Swedish Urology Group, 1101 Madison Ave, Suite, 1400, Seattle, WA, 98104, USA,
World J Urol. 2013 Dec;31(6):1377-82. doi: 10.1007/s00345-013-1038-y. Epub 2013 Feb 13.
Robotic-assisted renal surgery is being increasingly utilized; however, the majority of these are performed via a transperitoneal approach. Retroperitoneal robotic surgery is a relatively new technique allowing direct access to the posterolateral surface of the kidney, as well as posterior hilar structures. In this review, we summarize the most recent publications and review our experience of robotic retroperitoneal partial nephrectomy.
The retroperitoneal approach has been successfully applied to robotic partial nephrectomy. The current series find this approach ideal for posterior and lateral renal masses, and technically feasible with the advances in robotic technology. The retroperitoneal approach has been shown to decrease operative times, narcotic need, and permit quicker return of bowel function. Furthermore, there does not appear to be any increase in perioperative complications using this approach. Since 2006, we have treated 68 patients using this approach. The mean age was 58.9 years, and mean preoperative tumor size 2.5 cm (range 1-5 cm). Mean operative and warm ischemia time were 125 min and 20.7 min, respectively. The majority of patients had renal cell carcinoma, with a 4.4% positive margin rate. The most common complication was an arterial pseudoaneurysm in 3 (4.4%) patients. The limited data using this technique offer an encouraging outlook on robotic retroperitoneal partial nephrectomy. The retroperitoneal approach permits direct access to the renal hilum, no need for bowel mobilization, and excellent visualization for posteriorly located renal masses.
机器人辅助肾手术的应用日益增多;然而,大多数手术都是通过经腹腔途径进行的。
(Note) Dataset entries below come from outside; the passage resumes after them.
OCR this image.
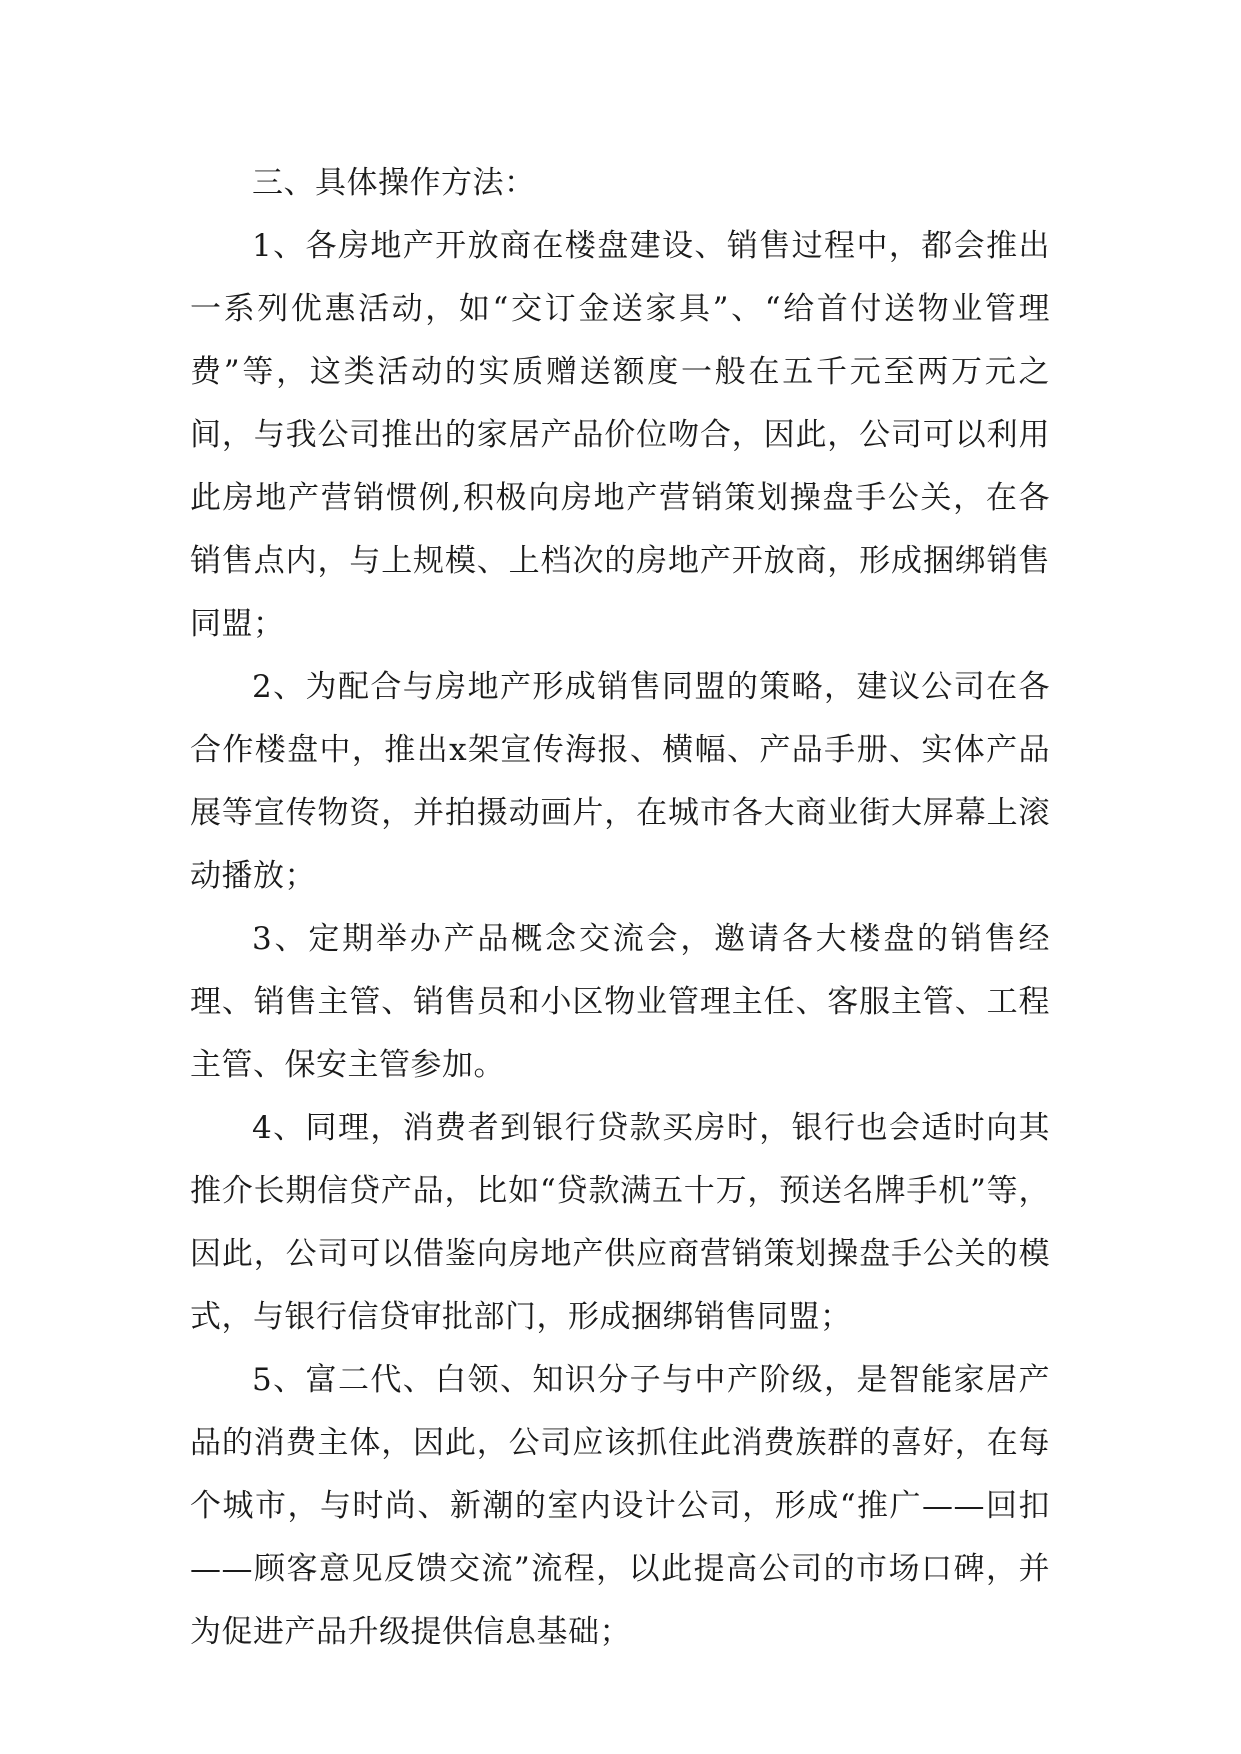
三、具体操作方法：

1、各房地产开放商在楼盘建设、销售过程中，都会推出一系列优惠活动，如“交订金送家具”、“给首付送物业管理费”等，这类活动的实质赠送额度一般在五千元至两万元之间，与我公司推出的家居产品价位吻合，因此，公司可以利用此房地产营销惯例,积极向房地产营销策划操盘手公关，在各销售点内，与上规模、上档次的房地产开放商，形成捆绑销售同盟；

2、为配合与房地产形成销售同盟的策略，建议公司在各合作楼盘中，推出x架宣传海报、横幅、产品手册、实体产品展等宣传物资，并拍摄动画片，在城市各大商业街大屏幕上滚动播放；

3、定期举办产品概念交流会，邀请各大楼盘的销售经理、销售主管、销售员和小区物业管理主任、客服主管、工程主管、保安主管参加。

4、同理，消费者到银行贷款买房时，银行也会适时向其推介长期信贷产品，比如“贷款满五十万，预送名牌手机”等，因此，公司可以借鉴向房地产供应商营销策划操盘手公关的模式，与银行信贷审批部门，形成捆绑销售同盟；

5、富二代、白领、知识分子与中产阶级，是智能家居产品的消费主体，因此，公司应该抓住此消费族群的喜好，在每个城市，与时尚、新潮的室内设计公司，形成“推广——回扣——顾客意见反馈交流”流程，以此提高公司的市场口碑，并为促进产品升级提供信息基础；
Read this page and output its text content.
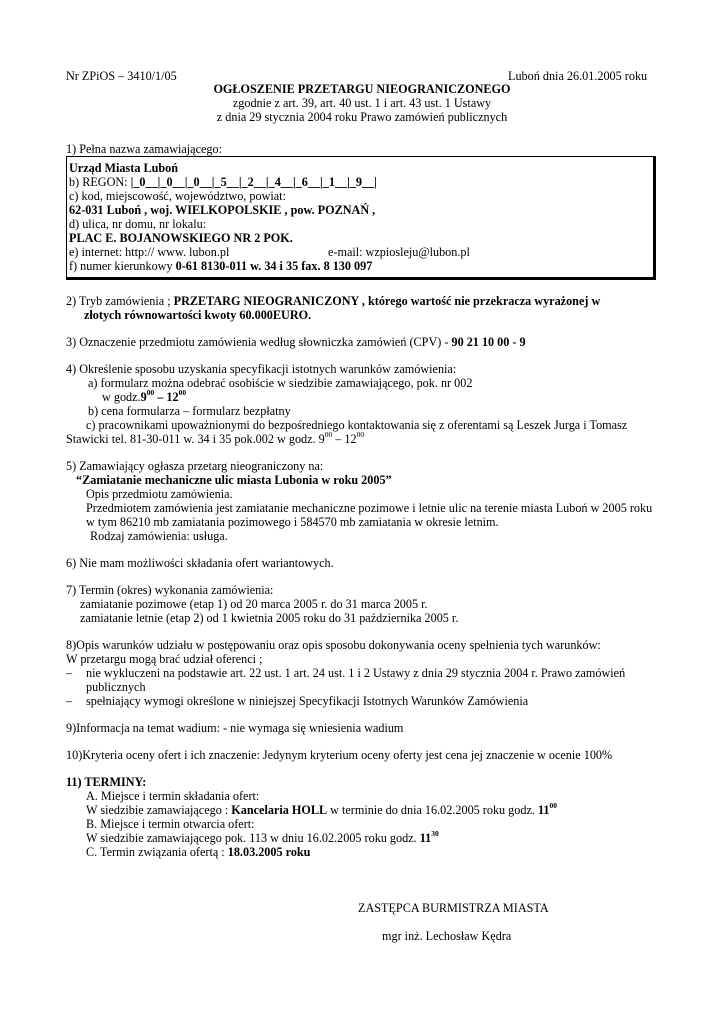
Nr ZPiOS – 3410/1/05	Luboń dnia 26.01.2005 roku
OGŁOSZENIE PRZETARGU NIEOGRANICZONEGO
zgodnie z art. 39, art. 40 ust. 1 i art. 43 ust. 1 Ustawy
z dnia 29 stycznia 2004 roku Prawo zamówień publicznych
1) Pełna nazwa zamawiającego:
Urząd Miasta Luboń
b) REGON: |_0__|_0__|_0__|_5__|_2__|_4__|_6__|_1__|_9__|
c) kod, miejscowość, województwo, powiat:
62-031 Luboń , woj. WIELKOPOLSKIE , pow. POZNAŃ ,
d) ulica, nr domu, nr lokalu:
PLAC E. BOJANOWSKIEGO NR 2 POK.
e) internet: http:// www. lubon.pl	e-mail: wzpiosleju@lubon.pl
f) numer kierunkowy 0-61 8130-011 w. 34 i 35 fax. 8 130 097
2) Tryb zamówienia ; PRZETARG NIEOGRANICZONY , którego wartość nie przekracza wyrażonej w
złotych równowartości kwoty 60.000EURO.
3) Oznaczenie przedmiotu zamówienia według słowniczka zamówień (CPV) - 90 21 10 00 - 9
4) Określenie sposobu uzyskania specyfikacji istotnych warunków zamówienia:
a) formularz można odebrać osobiście w siedzibie zamawiającego, pok. nr 002
w $godz.9^{00} - 12^{00}$
b) cena formularza – formularz bezpłatny
c) pracownikami upoważnionymi do bezpośredniego kontaktowania się z oferentami są Leszek Jurga i Tomasz
Stawicki tel. 81-30-011 w. 34 i 35 pok.002 w godz. $9^{00} - 12^{00}$
5) Zamawiający ogłasza przetarg nieograniczony na:
“Zamiatanie mechaniczne ulic miasta Lubonia w roku 2005”
Opis przedmiotu zamówienia.
Przedmiotem zamówienia jest zamiatanie mechaniczne pozimowe i letnie ulic na terenie miasta Luboń w 2005 roku
w tym 86210 mb zamiatania pozimowego i 584570 mb zamiatania w okresie letnim.
Rodzaj zamówienia: usługa.
6) Nie mam możliwości składania ofert wariantowych.
7) Termin (okres) wykonania zamówienia:
zamiatanie pozimowe (etap 1) od 20 marca 2005 r. do 31 marca 2005 r.
zamiatanie letnie (etap 2) od 1 kwietnia 2005 roku do 31 października 2005 r.
8)Opis warunków udziału w postępowaniu oraz opis sposobu dokonywania oceny spełnienia tych warunków:
W przetargu mogą brać udział oferenci ;
– nie wykluczeni na podstawie art. 22 ust. 1 art. 24 ust. 1 i 2 Ustawy z dnia 29 stycznia 2004 r. Prawo zamówień
publicznych
– spełniający wymogi określone w niniejszej Specyfikacji Istotnych Warunków Zamówienia
9)Informacja na temat wadium: - nie wymaga się wniesienia wadium
10)Kryteria oceny ofert i ich znaczenie: Jedynym kryterium oceny oferty jest cena jej znaczenie w ocenie 100%
11) TERMINY:
A. Miejsce i termin składania ofert:
W siedzibie zamawiającego : Kancelaria HOLL w terminie do dnia 16.02.2005 roku godz. $11^{00}$
B. Miejsce i termin otwarcia ofert:
W siedzibie zamawiającego pok. 113 w dniu 16.02.2005 roku godz. $11^{30}$
C. Termin związania ofertą : 18.03.2005 roku
ZASTĘPCA BURMISTRZA MIASTA
mgr inż. Lechosław Kędra
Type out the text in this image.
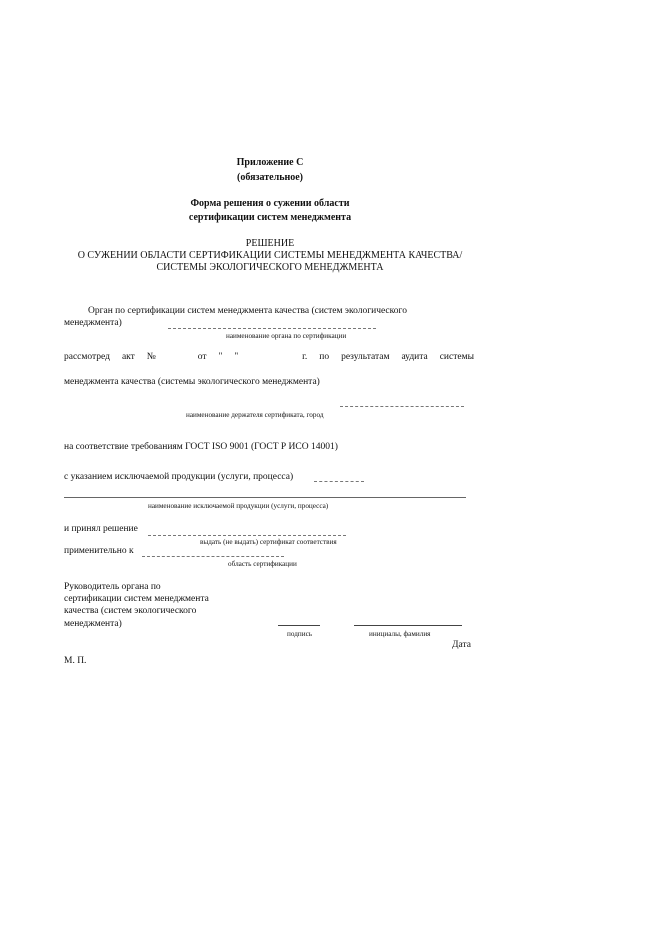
Приложение С
(обязательное)
Форма решения о сужении области
сертификации систем менеджмента
РЕШЕНИЕ
О СУЖЕНИИ ОБЛАСТИ СЕРТИФИКАЦИИ СИСТЕМЫ МЕНЕДЖМЕНТА КАЧЕСТВА/
СИСТЕМЫ ЭКОЛОГИЧЕСКОГО МЕНЕДЖМЕНТА
Орган по сертификации систем менеджмента качества (систем экологического
менеджмента)
наименование органа по сертификации
рассмотред акт №	от " "	г. по результатам аудита системы
менеджмента качества (системы экологического менеджмента)
наименование держателя сертификата, город
на соответствие требованиям ГОСТ ISO 9001 (ГОСТ Р ИСО 14001)
с указанием исключаемой продукции (услуги, процесса)
наименование исключаемой продукции (услуги, процесса)
и принял решение
выдать (не выдать) сертификат соответствия
применительно к
область сертификации
Руководитель органа по
сертификации систем менеджмента
качества (систем экологического
менеджмента)
подпись	инициалы, фамилия
Дата
М. П.
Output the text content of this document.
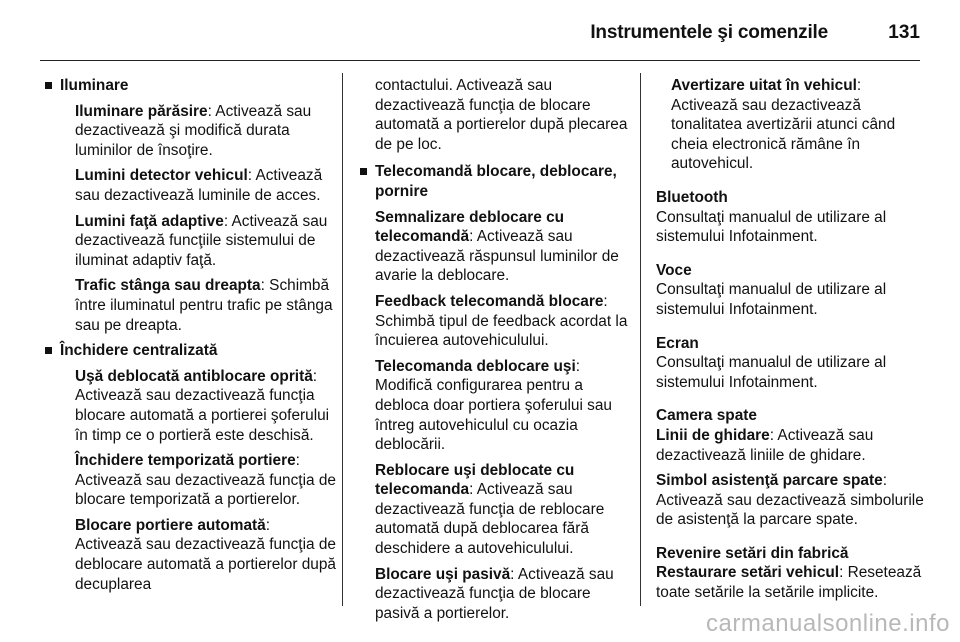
Instrumentele şi comenzile	131
Iluminare
Iluminare părăsire: Activează sau dezactivează şi modifică durata luminilor de însoţire.
Lumini detector vehicul: Activează sau dezactivează luminile de acces.
Lumini faţă adaptive: Activează sau dezactivează funcţiile sistemului de iluminat adaptiv faţă.
Trafic stânga sau dreapta: Schimbă între iluminatul pentru trafic pe stânga sau pe dreapta.
Închidere centralizată
Uşă deblocată antiblocare oprită: Activează sau dezactivează funcţia blocare automată a portierei şoferului în timp ce o portieră este deschisă.
Închidere temporizată portiere: Activează sau dezactivează funcţia de blocare temporizată a portierelor.
Blocare portiere automată: Activează sau dezactivează funcţia de deblocare automată a portierelor după decuplarea
contactului. Activează sau dezactivează funcţia de blocare automată a portierelor după plecarea de pe loc.
Telecomandă blocare, deblocare, pornire
Semnalizare deblocare cu telecomandă: Activează sau dezactivează răspunsul luminilor de avarie la deblocare.
Feedback telecomandă blocare: Schimbă tipul de feedback acordat la încuierea autovehiculului.
Telecomanda deblocare uşi: Modifică configurarea pentru a debloca doar portiera şoferului sau întreg autovehiculul cu ocazia deblocării.
Reblocare uşi deblocate cu telecomanda: Activează sau dezactivează funcţia de reblocare automată după deblocarea fără deschidere a autovehiculului.
Blocare uşi pasivă: Activează sau dezactivează funcţia de blocare pasivă a portierelor.
Avertizare uitat în vehicul: Activează sau dezactivează tonalitatea avertizării atunci când cheia electronică rămâne în autovehicul.
Bluetooth
Consultaţi manualul de utilizare al sistemului Infotainment.
Voce
Consultaţi manualul de utilizare al sistemului Infotainment.
Ecran
Consultaţi manualul de utilizare al sistemului Infotainment.
Camera spate
Linii de ghidare: Activează sau dezactivează liniile de ghidare.
Simbol asistenţă parcare spate: Activează sau dezactivează simbolurile de asistenţă la parcare spate.
Revenire setări din fabrică
Restaurare setări vehicul: Resetează toate setările la setările implicite.
carmanualsonline.info
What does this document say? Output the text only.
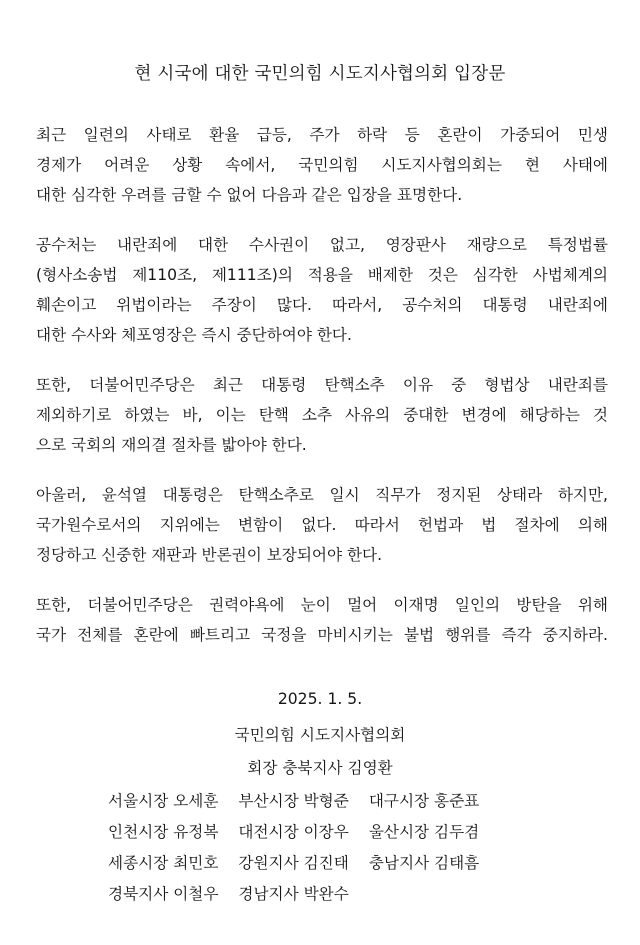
현 시국에 대한 국민의힘 시도지사협의회 입장문

최근 일련의 사태로 환율 급등, 주가 하락 등 혼란이 가중되어 민생
경제가 어려운 상황 속에서, 국민의힘 시도지사협의회는 현 사태에
대한 심각한 우려를 금할 수 없어 다음과 같은 입장을 표명한다.

공수처는 내란죄에 대한 수사권이 없고, 영장판사 재량으로 특정법률
(형사소송법 제110조, 제111조)의 적용을 배제한 것은 심각한 사법체계의
훼손이고 위법이라는 주장이 많다. 따라서, 공수처의 대통령 내란죄에
대한 수사와 체포영장은 즉시 중단하여야 한다.

또한, 더불어민주당은 최근 대통령 탄핵소추 이유 중 형법상 내란죄를
제외하기로 하였는 바, 이는 탄핵 소추 사유의 중대한 변경에 해당하는 것
으로 국회의 재의결 절차를 밟아야 한다.

아울러, 윤석열 대통령은 탄핵소추로 일시 직무가 정지된 상태라 하지만,
국가원수로서의 지위에는 변함이 없다. 따라서 헌법과 법 절차에 의해
정당하고 신중한 재판과 반론권이 보장되어야 한다.

또한, 더불어민주당은 권력야욕에 눈이 멀어 이재명 일인의 방탄을 위해
국가 전체를 혼란에 빠트리고 국정을 마비시키는 불법 행위를 즉각 중지하라.

2025. 1. 5.
국민의힘 시도지사협의회
회장 충북지사 김영환
서울시장 오세훈 부산시장 박형준 대구시장 홍준표
인천시장 유정복 대전시장 이장우 울산시장 김두겸
세종시장 최민호 강원지사 김진태 충남지사 김태흠
경북지사 이철우 경남지사 박완수
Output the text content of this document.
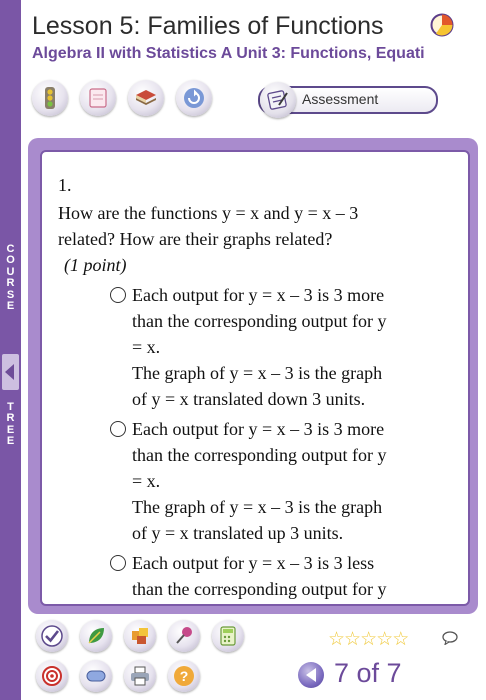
C
O
U
R
S
E
T
R
E
E
Lesson 5: Families of Functions
Algebra II with Statistics A Unit 3: Functions, Equati
Assessment
1.
How are the functions y = x and y = x – 3
related? How are their graphs related?
(1 point)
Each output for y = x – 3 is 3 more
than the corresponding output for y
= x.
The graph of y = x – 3 is the graph
of y = x translated down 3 units.
Each output for y = x – 3 is 3 more
than the corresponding output for y
= x.
The graph of y = x – 3 is the graph
of y = x translated up 3 units.
Each output for y = x – 3 is 3 less
than the corresponding output for y
☆☆☆☆☆
?	7 of 7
后腹腔镜机器人手术是一种相对较新的技术,允许直接进入肾脏的后外侧表面以及后肾门结构。在这篇综述中,我们总结了最近的出版物,并回顾了我们的机器人后腹腔镜部分肾切除术的经验。
后腹腔镜入路已成功应用于机器人部分肾切除术。目前的系列研究发现,该方法适用于后外侧肾脏肿块,并且随着机器人技术的进步,在技术上是可行的。后腹腔镜入路已被证明可以缩短手术时间、减少麻醉需求,并更快地恢复肠道功能。此外,使用这种方法似乎不会增加围手术期并发症。自 2006 年以来,我们已使用该方法治疗了 68 例患者。平均年龄为 58.9 岁,平均术前肿瘤大小为 2.5 厘米(范围 1-5 厘米)。平均手术和热缺血时间分别为 125 分钟和 20.7 分钟。大多数患者患有肾细胞癌,阳性切缘率为 4.4%。最常见的并发症是 3 例(4.4%)患者的动脉假性动脉瘤。使用该技术的有限数据提供了机器人后腹腔镜部分肾切除术令人鼓舞的前景。后腹腔镜入路允许直接进入肾门,无需肠道移动,并为后位肾肿块提供良好的可视化效果。